Dal mese di febbraio 2023 c’è stata un’inversione di tendenza notevole, infatti è stata eliminata la possibilità di ottenere la cessione del credito e lo sconto in fattura, resta invece la possibilità di ottenere le detrazioni fiscali e il contribuente può scegliere se spalmare le stesse fino a 10 anni.

Si possono ottenere le classiche detrazioni fiscali anche su crediti incagliati.

Se per la cessione del credito e sconto in fattura non si creavano problemi inerenti gli eredi perché il credito di imposta veniva liquidato immediatamente attraverso la cessione al fornitore o a terzi soggetti, non è così per le detrazioni.
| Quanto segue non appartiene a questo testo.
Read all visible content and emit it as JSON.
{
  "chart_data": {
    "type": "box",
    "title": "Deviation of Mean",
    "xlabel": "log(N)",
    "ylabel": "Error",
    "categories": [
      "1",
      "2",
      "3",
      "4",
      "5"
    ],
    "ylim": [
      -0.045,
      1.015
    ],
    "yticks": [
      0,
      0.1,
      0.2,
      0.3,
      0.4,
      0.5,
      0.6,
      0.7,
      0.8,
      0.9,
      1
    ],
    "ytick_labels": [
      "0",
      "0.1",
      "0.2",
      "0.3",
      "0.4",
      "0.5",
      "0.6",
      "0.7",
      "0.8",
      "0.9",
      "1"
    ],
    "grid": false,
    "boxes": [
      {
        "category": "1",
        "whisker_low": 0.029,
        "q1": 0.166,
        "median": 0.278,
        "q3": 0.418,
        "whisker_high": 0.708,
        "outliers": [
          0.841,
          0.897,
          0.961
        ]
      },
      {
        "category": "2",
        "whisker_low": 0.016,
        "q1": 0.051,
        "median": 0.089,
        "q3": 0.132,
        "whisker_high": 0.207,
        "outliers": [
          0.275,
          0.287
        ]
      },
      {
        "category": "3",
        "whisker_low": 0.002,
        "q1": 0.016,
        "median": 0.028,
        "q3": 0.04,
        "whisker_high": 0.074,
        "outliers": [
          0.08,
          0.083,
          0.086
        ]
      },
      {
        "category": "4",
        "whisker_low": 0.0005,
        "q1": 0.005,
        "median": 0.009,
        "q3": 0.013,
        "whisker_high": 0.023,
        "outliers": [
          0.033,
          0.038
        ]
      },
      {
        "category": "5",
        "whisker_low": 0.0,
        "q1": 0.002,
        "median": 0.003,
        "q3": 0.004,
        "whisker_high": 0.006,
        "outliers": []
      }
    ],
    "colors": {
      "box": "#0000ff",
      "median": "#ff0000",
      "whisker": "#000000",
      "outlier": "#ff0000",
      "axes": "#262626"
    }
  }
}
Può capitare che dopo aver riscosso alcune rate, o nessuna, il titolare venga meno. Cosa succede in questi casi? Le detrazioni si perdono? Questa la domanda che un contribuente ha posto all’Agenzia delle entrate che ha così risposto.

Le detrazioni per le spese edilizie si trasmettono agli eredi in caso di morte del beneficiario?

La domanda specifica posta è stata: “Una persona deceduta lo scorso anno stava usufruendo delle detrazioni per ristrutturazioni edilizie, avendo realizzato interventi su un’abitazione non di proprietà ma in affitto, con regolare contratto di locazione registrato. Le rate restanti di detrazione non ancora richieste si trasferiscono al convivente?”
In questo specifico caso la risposta dell’Agenzia delle entrate è stata positiva, ma al presentarsi di determinate condizioni. Infatti, l’AdE richiede che il convivente possa usufruire delle detrazioni fiscali solo nel caso in cui oltre ad avere la qualità di “convivente” sia anche erede della persona deceduta e che subentri nel contratto di locazione.

Precisa l’Agenzia che non spettano le rate residue della detrazione nel caso in cui il soggetto subentrante nel contratto di locazione non sia un erede. Ad esempio, non spetta nel caso di convivente di fatto non nominato erede dal de cuius oppure nel caso di coniuge che non abba accettato l’eredità.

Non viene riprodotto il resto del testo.